En el intento de modernizar la tradicional medicina autocrática, muchos médicos y enfermeras han aprendido a conjugar los verbos informar, formar y educar, un gradiente de apertura unidireccional. No es raro que después de ser empoderado (transmisión de poder), el paciente vuelva y diga aquello de “doctor, si fuera su madre, ¿usted qué haría?”, y entonces volvemos a la casilla de salida, la de la medicina autocrática.
Sabemos que algo no va del todo bien, porque a pesar de los intentos aperturistas, los pacientes crónicos continúan sobremedicados, al mismo tiempo que infraadheridos mientras que las personas frágiles van adormecidas a causa de los ansiolíticos. El problema subyace en la escucha activa: si el prescriptor no conoce la manera de ser ni los valores de cada persona que atiende, es casi imposible que lo que prescribe responda a sus necesidades reales. Un estudio dice que entre que el paciente empieza a hablar y el médico le interrumpe han pasado 13 segundos.

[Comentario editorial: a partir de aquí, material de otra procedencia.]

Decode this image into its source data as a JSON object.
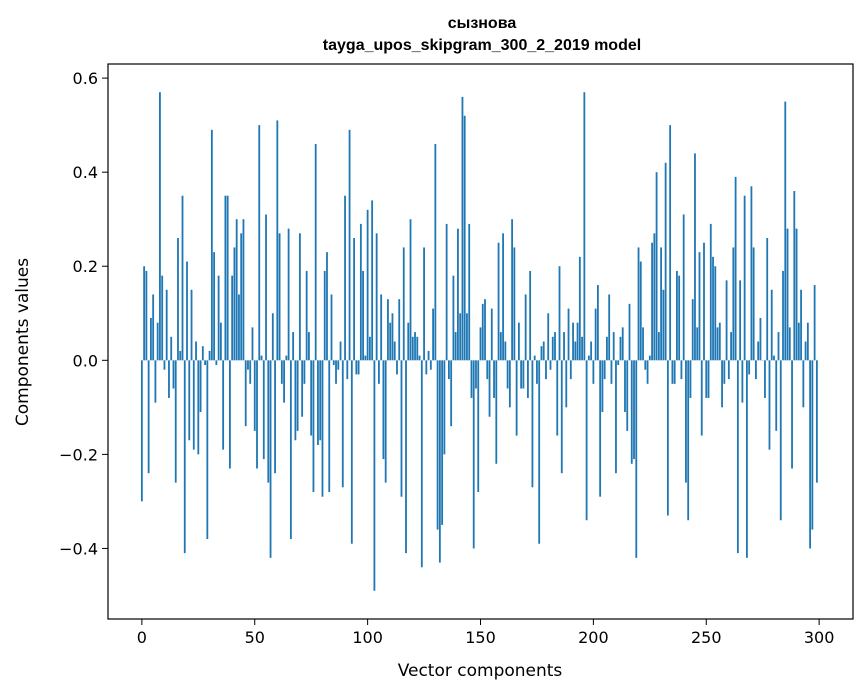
{
  "chart_data": {
    "type": "bar",
    "title": "сызнова",
    "subtitle": "tayga_upos_skipgram_300_2_2019 model",
    "xlabel": "Vector components",
    "ylabel": "Components values",
    "xlim": [
      -15,
      315
    ],
    "ylim": [
      -0.55,
      0.63
    ],
    "xticks": [
      0,
      50,
      100,
      150,
      200,
      250,
      300
    ],
    "xtick_labels": [
      "0",
      "50",
      "100",
      "150",
      "200",
      "250",
      "300"
    ],
    "yticks": [
      -0.4,
      -0.2,
      0.0,
      0.2,
      0.4,
      0.6
    ],
    "ytick_labels": [
      "−0.4",
      "−0.2",
      "0.0",
      "0.2",
      "0.4",
      "0.6"
    ],
    "bar_color": "#1f77b4",
    "grid": false,
    "x": [
      0,
      1,
      2,
      3,
      4,
      5,
      6,
      7,
      8,
      9,
      10,
      11,
      12,
      13,
      14,
      15,
      16,
      17,
      18,
      19,
      20,
      21,
      22,
      23,
      24,
      25,
      26,
      27,
      28,
      29,
      30,
      31,
      32,
      33,
      34,
      35,
      36,
      37,
      38,
      39,
      40,
      41,
      42,
      43,
      44,
      45,
      46,
      47,
      48,
      49,
      50,
      51,
      52,
      53,
      54,
      55,
      56,
      57,
      58,
      59,
      60,
      61,
      62,
      63,
      64,
      65,
      66,
      67,
      68,
      69,
      70,
      71,
      72,
      73,
      74,
      75,
      76,
      77,
      78,
      79,
      80,
      81,
      82,
      83,
      84,
      85,
      86,
      87,
      88,
      89,
      90,
      91,
      92,
      93,
      94,
      95,
      96,
      97,
      98,
      99,
      100,
      101,
      102,
      103,
      104,
      105,
      106,
      107,
      108,
      109,
      110,
      111,
      112,
      113,
      114,
      115,
      116,
      117,
      118,
      119,
      120,
      121,
      122,
      123,
      124,
      125,
      126,
      127,
      128,
      129,
      130,
      131,
      132,
      133,
      134,
      135,
      136,
      137,
      138,
      139,
      140,
      141,
      142,
      143,
      144,
      145,
      146,
      147,
      148,
      149,
      150,
      151,
      152,
      153,
      154,
      155,
      156,
      157,
      158,
      159,
      160,
      161,
      162,
      163,
      164,
      165,
      166,
      167,
      168,
      169,
      170,
      171,
      172,
      173,
      174,
      175,
      176,
      177,
      178,
      179,
      180,
      181,
      182,
      183,
      184,
      185,
      186,
      187,
      188,
      189,
      190,
      191,
      192,
      193,
      194,
      195,
      196,
      197,
      198,
      199,
      200,
      201,
      202,
      203,
      204,
      205,
      206,
      207,
      208,
      209,
      210,
      211,
      212,
      213,
      214,
      215,
      216,
      217,
      218,
      219,
      220,
      221,
      222,
      223,
      224,
      225,
      226,
      227,
      228,
      229,
      230,
      231,
      232,
      233,
      234,
      235,
      236,
      237,
      238,
      239,
      240,
      241,
      242,
      243,
      244,
      245,
      246,
      247,
      248,
      249,
      250,
      251,
      252,
      253,
      254,
      255,
      256,
      257,
      258,
      259,
      260,
      261,
      262,
      263,
      264,
      265,
      266,
      267,
      268,
      269,
      270,
      271,
      272,
      273,
      274,
      275,
      276,
      277,
      278,
      279,
      280,
      281,
      282,
      283,
      284,
      285,
      286,
      287,
      288,
      289,
      290,
      291,
      292,
      293,
      294,
      295,
      296,
      297,
      298,
      299
    ],
    "values": [
      -0.3,
      0.2,
      0.19,
      -0.24,
      0.09,
      0.14,
      -0.09,
      0.08,
      0.57,
      0.18,
      -0.02,
      0.15,
      -0.08,
      0.05,
      -0.06,
      -0.26,
      0.26,
      0.02,
      0.35,
      -0.41,
      0.21,
      -0.17,
      0.15,
      -0.19,
      0.04,
      -0.2,
      -0.11,
      0.03,
      -0.01,
      -0.38,
      0.02,
      0.49,
      0.23,
      -0.01,
      0.18,
      0.08,
      -0.19,
      0.35,
      0.35,
      -0.23,
      0.18,
      0.24,
      0.3,
      0.14,
      0.27,
      0.3,
      -0.14,
      -0.02,
      -0.05,
      0.07,
      -0.15,
      -0.23,
      0.5,
      0.01,
      -0.21,
      0.31,
      -0.26,
      -0.42,
      0.1,
      -0.24,
      0.51,
      0.27,
      -0.05,
      -0.09,
      0.01,
      0.28,
      -0.38,
      0.06,
      -0.17,
      -0.15,
      0.27,
      -0.12,
      -0.05,
      0.19,
      0.06,
      -0.16,
      -0.28,
      0.46,
      -0.18,
      -0.17,
      -0.29,
      0.19,
      0.23,
      -0.28,
      0.14,
      -0.01,
      -0.05,
      -0.02,
      0.04,
      -0.27,
      0.35,
      -0.04,
      0.49,
      -0.39,
      0.26,
      -0.03,
      -0.03,
      0.29,
      0.19,
      0.01,
      0.32,
      0.05,
      0.34,
      -0.49,
      0.27,
      -0.05,
      0.14,
      -0.21,
      -0.26,
      0.13,
      0.08,
      0.1,
      0.04,
      -0.03,
      0.13,
      -0.29,
      0.24,
      -0.41,
      0.08,
      0.3,
      0.05,
      0.06,
      0.05,
      0.01,
      -0.44,
      0.24,
      -0.03,
      0.02,
      -0.02,
      0.11,
      0.46,
      -0.36,
      -0.43,
      -0.35,
      -0.2,
      0.29,
      -0.04,
      -0.14,
      0.18,
      0.06,
      0.28,
      0.1,
      0.56,
      0.52,
      0.1,
      0.29,
      -0.08,
      -0.4,
      -0.06,
      -0.28,
      0.07,
      0.12,
      0.13,
      -0.04,
      -0.12,
      0.11,
      -0.08,
      -0.22,
      0.25,
      0.06,
      0.27,
      0.04,
      -0.06,
      -0.1,
      0.3,
      0.24,
      -0.16,
      0.08,
      -0.06,
      -0.06,
      0.14,
      -0.08,
      0.19,
      -0.27,
      0.01,
      -0.05,
      -0.39,
      0.03,
      0.04,
      -0.04,
      0.1,
      -0.02,
      0.05,
      0.06,
      -0.16,
      0.2,
      -0.24,
      0.06,
      -0.1,
      0.11,
      -0.04,
      0.08,
      0.04,
      0.08,
      0.22,
      0.05,
      0.57,
      -0.34,
      0.01,
      0.04,
      -0.05,
      0.11,
      0.16,
      -0.29,
      -0.11,
      -0.04,
      0.05,
      0.14,
      -0.05,
      0.06,
      -0.24,
      -0.01,
      0.05,
      0.07,
      -0.11,
      -0.15,
      0.12,
      -0.22,
      -0.21,
      -0.42,
      0.24,
      0.21,
      0.07,
      -0.02,
      -0.05,
      0.01,
      0.25,
      0.27,
      0.4,
      0.06,
      0.24,
      0.15,
      0.42,
      -0.33,
      0.5,
      -0.05,
      -0.05,
      0.19,
      0.18,
      -0.04,
      0.31,
      -0.26,
      -0.34,
      -0.08,
      0.13,
      0.44,
      0.07,
      0.23,
      -0.16,
      0.25,
      -0.08,
      -0.08,
      0.29,
      0.22,
      0.2,
      0.07,
      0.08,
      -0.1,
      -0.05,
      0.17,
      -0.04,
      0.06,
      0.24,
      0.39,
      -0.41,
      0.17,
      -0.09,
      0.35,
      -0.42,
      -0.03,
      0.37,
      0.24,
      -0.04,
      0.04,
      0.09,
      0.0,
      -0.08,
      0.26,
      -0.19,
      0.15,
      0.01,
      -0.15,
      0.06,
      -0.34,
      0.19,
      0.55,
      0.28,
      0.07,
      -0.23,
      0.36,
      0.28,
      0.08,
      0.15,
      -0.1,
      0.04,
      0.08,
      -0.4,
      -0.36,
      0.16,
      -0.26
    ]
  }
}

En todo el mundo, a menudo con razón, los médicos se quejan de no tener tiempo. Dicen, de manera casi universal, que para ellos es más eficiente prescribir y recetar que no explicarse y escuchar, que si tuvieran que destinar demasiado tiempo a hablar, no podrían cumplir con los objetivos de eficiencia que les imponen los de arriba. Sin embargo, en "Adding Value by Talking More", Robert Kaplan y colaboradores desmontan estos argumentos, identificando varios estudios que demuestran que el tiempo de los médicos, a pesar de ser caro, es más barato que los tratamientos, las pruebas y las hospitalizaciones que se producen en exceso por culpa de no haber hablado lo suficiente con los pacientes y, todavía más, si nos ceñimos a los pacientes crónicos, se ha demostrado que el mero hecho de sentirse escuchados aumenta su adherencia a los tratamientos y, por tanto, mejora la efectividad clínica.
Ha llegado, pues, el momento de aprender a conjugar los verbos escuchar, comprender e implicar, y por eso la Sección de Gestión Clínica de la Sociedad Catalana de Gestión Sanitaria y la Agència de Qualitat i Avaluació Sanitàries de Catalunya (AQuAS) nos pusimos de acuerdo para invitar a Víctor Montori, endocrinólogo de Mayo Clinic e investigador reconocido en la materia, a pronunciar una conferencia sobre sus aprendizajes en decisión clínica compartida.
Víctor Montori: "Los avances de Mayo Clinic en decisiones clínicas compartidas".
En la Jornada hubo, además, cuatro ponencias que representaron sendos ejemplos del desarrollo local de las decisiones compartidas (a través de los enlaces pueden acceder a los vídeos correspondientes):
- Joan MV Pons: "El programa de decisiones clínicas compartidas de AQuAS".
- Immaculada De Molina: "Reconstrucción mamaria postmastectomía", Hospital Joan XXIII de Tarragona.
- Miguel Ángel Robles: "Los dilemas de los pacientes con esclerosis múltiple", Hospital Josep Trueta de Girona.
- Joan Escarrabill: "El hospital centrado en las personas: de los buenos propósitos a la acción", Hospital Clínic de Barcelona.
De las presentaciones y del debate posterior se desprenden dos conclusiones:
a) La decisión compartida es un asunto emocional. Según Montori, se trata de una expresión humana de la atención solidaria y cuidadosa del paciente, en la que ambos protagonistas deberían llegar juntos a una resolución que debe tener sentido intelectual, emocional y práctico. Los materiales de apoyo son una ayuda, no un fin.
b) La decisión compartida es una forma de ajustar la práctica clínica a la manera de ser de cada persona, pero no es un instrumento pensado específicamente para mejorar la eficiencia y la efectividad, aunque puede ser que esa asociación ocurra.